Les objets sont les mêmes depuis le temps où l’auteure passait ses fins de semaine chez « pépère et mémère ». Au-delà de l’anecdote, cette permanence révèle les pratiques d’avant le culte de la sur-consommation et de l’obsolescence programmée. Je le sais parce que mon vieux père (1932) agit de la sorte : il ne jette pas, il répare, il rafistole, souvent sans se soucier de l’esthétique des choses.
Les commentaires ne cherchent pas à expliquer les images. Non pas que celles-ci parlent d’elles-mêmes – ce lieu-commun, en plus d’être idiot, est erroné -, mais elles racontent la litanie discrète des jours. Le programme huilé de la vie quotidienne, l’importance de ses rituels. Chaque pièce a les siens, dans une perspective genrée : la buanderie et la cuisine pour elle, le garage, le jardin et le potager pour lui qui bricole également, comme le faisait son père. Au-dessus comme en dessous de la maison – une quatre façades tout de même – le grenier et le garage font office de centrales des souvenirs! Des traces de vie en commun, à deux ou avec les petits-enfants devenus grands… Là, les objets des uns et des autres s’entassent, parfois s’enchevêtrent dans une sorte de capharnaüm organisé par caisses. Les jouets et les livres de Marie reposent là sous l’épitaphe ‘Attention fragile’.
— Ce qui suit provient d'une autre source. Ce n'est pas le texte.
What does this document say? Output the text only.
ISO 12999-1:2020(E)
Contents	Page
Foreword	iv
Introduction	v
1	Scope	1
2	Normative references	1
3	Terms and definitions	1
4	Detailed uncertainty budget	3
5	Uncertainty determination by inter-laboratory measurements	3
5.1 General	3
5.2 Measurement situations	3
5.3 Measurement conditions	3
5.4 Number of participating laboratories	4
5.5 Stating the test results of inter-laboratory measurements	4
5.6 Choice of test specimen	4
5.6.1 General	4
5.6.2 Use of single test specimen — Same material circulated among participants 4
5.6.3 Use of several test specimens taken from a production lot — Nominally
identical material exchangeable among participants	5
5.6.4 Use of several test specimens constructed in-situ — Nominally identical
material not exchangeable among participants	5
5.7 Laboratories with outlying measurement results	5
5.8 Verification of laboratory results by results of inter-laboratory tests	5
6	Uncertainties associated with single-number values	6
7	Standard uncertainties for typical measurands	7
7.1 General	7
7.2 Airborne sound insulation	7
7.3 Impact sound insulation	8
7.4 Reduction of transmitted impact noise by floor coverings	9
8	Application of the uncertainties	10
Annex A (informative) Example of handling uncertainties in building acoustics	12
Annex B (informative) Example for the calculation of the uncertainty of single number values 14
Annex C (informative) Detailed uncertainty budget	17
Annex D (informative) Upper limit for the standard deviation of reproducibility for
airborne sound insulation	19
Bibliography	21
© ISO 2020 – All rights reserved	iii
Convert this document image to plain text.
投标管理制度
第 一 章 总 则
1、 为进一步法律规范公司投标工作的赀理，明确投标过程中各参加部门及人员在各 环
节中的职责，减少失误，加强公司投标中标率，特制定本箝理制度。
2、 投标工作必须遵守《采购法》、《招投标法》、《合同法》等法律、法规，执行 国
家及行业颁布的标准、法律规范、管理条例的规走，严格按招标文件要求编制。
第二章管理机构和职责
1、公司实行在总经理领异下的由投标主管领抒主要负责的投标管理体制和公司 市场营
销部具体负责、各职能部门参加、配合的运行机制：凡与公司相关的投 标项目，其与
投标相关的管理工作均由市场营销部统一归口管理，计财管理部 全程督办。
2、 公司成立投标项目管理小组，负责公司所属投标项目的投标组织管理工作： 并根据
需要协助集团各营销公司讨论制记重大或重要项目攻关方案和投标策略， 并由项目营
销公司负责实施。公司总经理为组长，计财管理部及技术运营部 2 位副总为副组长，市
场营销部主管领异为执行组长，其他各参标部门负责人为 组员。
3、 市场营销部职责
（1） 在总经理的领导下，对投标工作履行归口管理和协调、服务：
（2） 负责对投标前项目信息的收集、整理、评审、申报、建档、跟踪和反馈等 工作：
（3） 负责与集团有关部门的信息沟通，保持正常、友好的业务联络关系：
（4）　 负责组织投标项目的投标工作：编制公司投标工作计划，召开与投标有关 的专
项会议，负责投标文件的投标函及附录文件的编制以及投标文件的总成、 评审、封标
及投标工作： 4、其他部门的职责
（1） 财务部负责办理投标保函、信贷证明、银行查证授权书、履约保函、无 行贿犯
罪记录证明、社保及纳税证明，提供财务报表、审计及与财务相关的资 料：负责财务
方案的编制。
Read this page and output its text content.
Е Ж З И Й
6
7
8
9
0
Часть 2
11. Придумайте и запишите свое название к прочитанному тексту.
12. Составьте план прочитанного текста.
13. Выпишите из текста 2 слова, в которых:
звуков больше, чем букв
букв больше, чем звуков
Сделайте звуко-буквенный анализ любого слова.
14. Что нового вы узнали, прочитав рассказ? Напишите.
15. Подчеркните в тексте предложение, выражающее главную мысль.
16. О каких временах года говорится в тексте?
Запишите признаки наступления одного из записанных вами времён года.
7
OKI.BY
A la réflexion, ce film ‘en montre’ plus qu’une interview classique, malgré l’absence de « protocole » – questions ouvertes, questions fermées – parce qu’il ne cache rien des coulisses et de l’anodin. Il révèle, sans affirmer, même ce que parfois l’on « coupe » un peu vite au montage, par peur de lasser un public avide de rapidité, de plans courts… Marie assume la répétition – le 13 heures de Pernaut sur TF1, Papy dans son potager… – qui définit souvent le quotidien des êtres. La grand-mère ne comprend d’ailleurs pas ce que cherche sa petite-fille. En vérité, elle traque, doucement, sans insistance ni voyeurisme, l’instant, le fragile, l’éphémère de la vie de deux êtres qui lui sont chers. Elle tente de préserver pour elle et pour nous, dirait-on, ce qu’elle sait en voie de disparition : ses deux héros anonymes aux yeux des autres. La mort rôde déjà, malgré l’épaisseur des murs de briques, et avec elle la dispersion des corps et des biens, avant celle plus progressive des souvenirs.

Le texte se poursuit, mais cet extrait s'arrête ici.